In 2017, model Naomi Campbell accused former British Vogue editor Alexandra Shulman of telling the megastar that Black women don’t sell magazine covers, although sales numbers tell otherwise. Shulman denied the accusations, but British Vogue didn’t have its first Black September issue cover star until this year’s cover with Rihanna (a move that followed Shulman’s stepping down from the publication).
And just this year, Vogue was embroiled in two different race-related scandals featuring models Gigi Hadid and Kendall Jenner. In a spread for Vogue Italia this spring, Hadid’s deeply tanned and bronzed appearance prompted detractors to suggest the model and magazine were guilty of Blackface. A few months later, accusations of cultural appropriation followed a series of photos for the CFDA/Vogue Fashion Fund, in which Jenner’s hair appeared to be styled in an Afro. Vogue apologized in both cases.

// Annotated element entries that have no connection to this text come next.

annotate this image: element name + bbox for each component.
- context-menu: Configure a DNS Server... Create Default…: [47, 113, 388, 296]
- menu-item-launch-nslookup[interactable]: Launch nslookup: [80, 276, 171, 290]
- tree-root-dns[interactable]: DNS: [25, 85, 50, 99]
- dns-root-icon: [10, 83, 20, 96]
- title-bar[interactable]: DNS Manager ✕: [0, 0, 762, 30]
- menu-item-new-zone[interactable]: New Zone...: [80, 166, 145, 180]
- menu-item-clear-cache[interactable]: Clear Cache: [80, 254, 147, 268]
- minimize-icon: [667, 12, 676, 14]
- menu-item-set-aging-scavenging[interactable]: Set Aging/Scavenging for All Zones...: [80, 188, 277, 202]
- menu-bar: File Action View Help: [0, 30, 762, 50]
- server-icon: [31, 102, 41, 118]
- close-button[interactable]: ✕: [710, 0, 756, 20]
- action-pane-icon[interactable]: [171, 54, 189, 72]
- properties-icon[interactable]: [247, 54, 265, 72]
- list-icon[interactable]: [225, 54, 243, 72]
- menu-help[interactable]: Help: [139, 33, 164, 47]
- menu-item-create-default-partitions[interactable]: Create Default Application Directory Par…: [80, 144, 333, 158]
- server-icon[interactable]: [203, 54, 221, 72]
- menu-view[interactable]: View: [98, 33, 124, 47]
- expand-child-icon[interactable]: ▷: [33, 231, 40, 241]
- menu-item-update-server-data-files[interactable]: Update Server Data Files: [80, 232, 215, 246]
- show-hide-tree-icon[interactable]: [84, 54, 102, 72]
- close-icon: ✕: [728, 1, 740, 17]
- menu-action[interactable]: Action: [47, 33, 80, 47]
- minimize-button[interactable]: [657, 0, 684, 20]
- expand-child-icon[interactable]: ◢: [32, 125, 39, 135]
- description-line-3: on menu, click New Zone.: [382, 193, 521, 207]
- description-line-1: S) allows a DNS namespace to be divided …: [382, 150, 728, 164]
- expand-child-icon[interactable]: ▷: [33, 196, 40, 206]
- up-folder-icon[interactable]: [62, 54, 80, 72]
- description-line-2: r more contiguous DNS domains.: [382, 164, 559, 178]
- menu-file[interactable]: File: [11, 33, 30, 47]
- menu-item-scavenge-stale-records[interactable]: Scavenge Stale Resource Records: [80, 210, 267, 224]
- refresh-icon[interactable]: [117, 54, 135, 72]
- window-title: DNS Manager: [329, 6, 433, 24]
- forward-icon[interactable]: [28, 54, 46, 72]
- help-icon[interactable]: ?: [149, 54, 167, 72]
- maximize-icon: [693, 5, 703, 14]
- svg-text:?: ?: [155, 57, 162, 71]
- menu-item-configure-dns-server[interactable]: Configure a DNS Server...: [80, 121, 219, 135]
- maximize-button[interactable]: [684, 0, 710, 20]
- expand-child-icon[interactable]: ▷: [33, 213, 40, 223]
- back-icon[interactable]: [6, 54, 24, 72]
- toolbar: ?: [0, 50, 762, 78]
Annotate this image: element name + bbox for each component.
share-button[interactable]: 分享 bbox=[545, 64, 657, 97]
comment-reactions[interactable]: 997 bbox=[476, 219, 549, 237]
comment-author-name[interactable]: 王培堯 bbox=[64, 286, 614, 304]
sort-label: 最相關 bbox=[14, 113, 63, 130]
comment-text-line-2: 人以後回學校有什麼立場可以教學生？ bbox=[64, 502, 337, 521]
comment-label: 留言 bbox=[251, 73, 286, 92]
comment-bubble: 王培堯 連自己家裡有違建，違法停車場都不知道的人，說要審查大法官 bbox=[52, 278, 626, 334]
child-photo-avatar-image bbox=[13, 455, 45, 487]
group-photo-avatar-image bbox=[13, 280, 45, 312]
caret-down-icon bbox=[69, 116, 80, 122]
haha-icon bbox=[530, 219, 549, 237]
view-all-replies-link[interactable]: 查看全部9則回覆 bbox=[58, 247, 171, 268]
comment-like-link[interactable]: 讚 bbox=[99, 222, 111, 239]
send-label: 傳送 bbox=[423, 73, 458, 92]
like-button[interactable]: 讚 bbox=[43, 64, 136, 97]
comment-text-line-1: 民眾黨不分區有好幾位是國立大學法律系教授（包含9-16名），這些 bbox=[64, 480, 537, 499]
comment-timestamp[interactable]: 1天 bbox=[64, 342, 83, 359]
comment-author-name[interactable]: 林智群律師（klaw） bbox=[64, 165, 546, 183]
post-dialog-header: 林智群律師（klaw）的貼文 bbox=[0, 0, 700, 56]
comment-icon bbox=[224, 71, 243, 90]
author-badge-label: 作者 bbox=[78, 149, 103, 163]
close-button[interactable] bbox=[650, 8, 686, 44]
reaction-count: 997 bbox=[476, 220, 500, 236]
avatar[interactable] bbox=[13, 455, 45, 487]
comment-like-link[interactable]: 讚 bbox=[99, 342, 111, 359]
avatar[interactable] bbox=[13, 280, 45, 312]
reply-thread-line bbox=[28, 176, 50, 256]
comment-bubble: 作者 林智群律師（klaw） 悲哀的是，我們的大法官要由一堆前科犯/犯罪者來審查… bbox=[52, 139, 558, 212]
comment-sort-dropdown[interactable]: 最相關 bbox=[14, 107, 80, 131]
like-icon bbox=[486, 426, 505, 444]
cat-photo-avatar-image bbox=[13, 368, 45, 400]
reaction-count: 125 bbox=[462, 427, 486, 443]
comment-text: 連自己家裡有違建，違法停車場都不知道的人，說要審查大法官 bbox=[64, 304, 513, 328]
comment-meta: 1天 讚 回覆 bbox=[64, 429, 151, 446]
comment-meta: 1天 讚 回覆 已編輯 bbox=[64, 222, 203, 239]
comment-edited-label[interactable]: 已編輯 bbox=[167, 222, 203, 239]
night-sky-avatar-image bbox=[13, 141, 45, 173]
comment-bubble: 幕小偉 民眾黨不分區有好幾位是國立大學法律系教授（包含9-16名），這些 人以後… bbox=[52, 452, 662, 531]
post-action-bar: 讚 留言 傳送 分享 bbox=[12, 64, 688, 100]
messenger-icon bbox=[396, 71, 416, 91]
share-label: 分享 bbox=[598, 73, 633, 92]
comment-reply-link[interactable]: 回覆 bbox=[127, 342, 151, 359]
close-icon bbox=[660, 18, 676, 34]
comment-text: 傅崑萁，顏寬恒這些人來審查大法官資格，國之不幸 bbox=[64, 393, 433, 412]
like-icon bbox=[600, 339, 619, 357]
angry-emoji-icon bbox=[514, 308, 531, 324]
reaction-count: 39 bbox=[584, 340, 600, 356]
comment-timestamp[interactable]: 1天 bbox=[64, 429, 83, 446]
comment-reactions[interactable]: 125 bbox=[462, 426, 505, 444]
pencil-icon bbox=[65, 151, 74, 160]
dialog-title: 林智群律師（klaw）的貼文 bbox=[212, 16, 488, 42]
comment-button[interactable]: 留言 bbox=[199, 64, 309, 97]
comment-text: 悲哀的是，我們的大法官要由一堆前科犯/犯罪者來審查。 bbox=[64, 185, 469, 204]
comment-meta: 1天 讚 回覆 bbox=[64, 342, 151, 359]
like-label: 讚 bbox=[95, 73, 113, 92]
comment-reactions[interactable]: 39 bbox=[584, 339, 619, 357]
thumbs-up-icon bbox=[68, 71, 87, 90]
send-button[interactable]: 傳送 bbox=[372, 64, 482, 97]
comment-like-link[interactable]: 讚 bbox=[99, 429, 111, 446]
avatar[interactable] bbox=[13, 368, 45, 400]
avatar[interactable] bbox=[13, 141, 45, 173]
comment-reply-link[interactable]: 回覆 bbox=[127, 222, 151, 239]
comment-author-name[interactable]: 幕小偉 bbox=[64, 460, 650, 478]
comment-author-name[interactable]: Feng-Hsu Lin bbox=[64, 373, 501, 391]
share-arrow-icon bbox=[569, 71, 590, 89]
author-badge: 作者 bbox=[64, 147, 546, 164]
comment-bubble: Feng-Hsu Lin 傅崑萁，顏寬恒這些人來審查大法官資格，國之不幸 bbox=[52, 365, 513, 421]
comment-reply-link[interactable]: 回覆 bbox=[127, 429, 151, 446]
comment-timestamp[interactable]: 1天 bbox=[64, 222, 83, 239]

View this post on InstagramA post shared by Vogue México y Latinoamérica (@voguemexico) on
It’s not just the context of Vogue‘s public missteps that gives Aparicio’s cover such tremendous significance, though. It’s that the image of Aparicio — an Indigenous Mexican woman, resplendent and powerful (and wearing Dior, no less) — arrives at a time when thousands of Indigenous Guatamalans are journeying to our southern border with Mexico, hoping for a safe life in the US. They are fleeing dangerous climates, and brutal violence at home — due, in large part, to US involvement in Central American affairs — violence that targets Indigenous women disproportionately.
Just a week after the death of a seven-year-old Indigenous girl named Jakelin Caal Maquin while in US border custody, the cover seems an important reminder of the humanizing power of cultural representation, something that Aparicio understands deeply.
“Certain stereotypes are being broken: that only people with a certain profile can be actresses or be on the cover of magazines,” the first-time actress tells Vogue in an accompanying video. “Other faces are now being recognized. It is something that makes me so happy and proud of my roots.”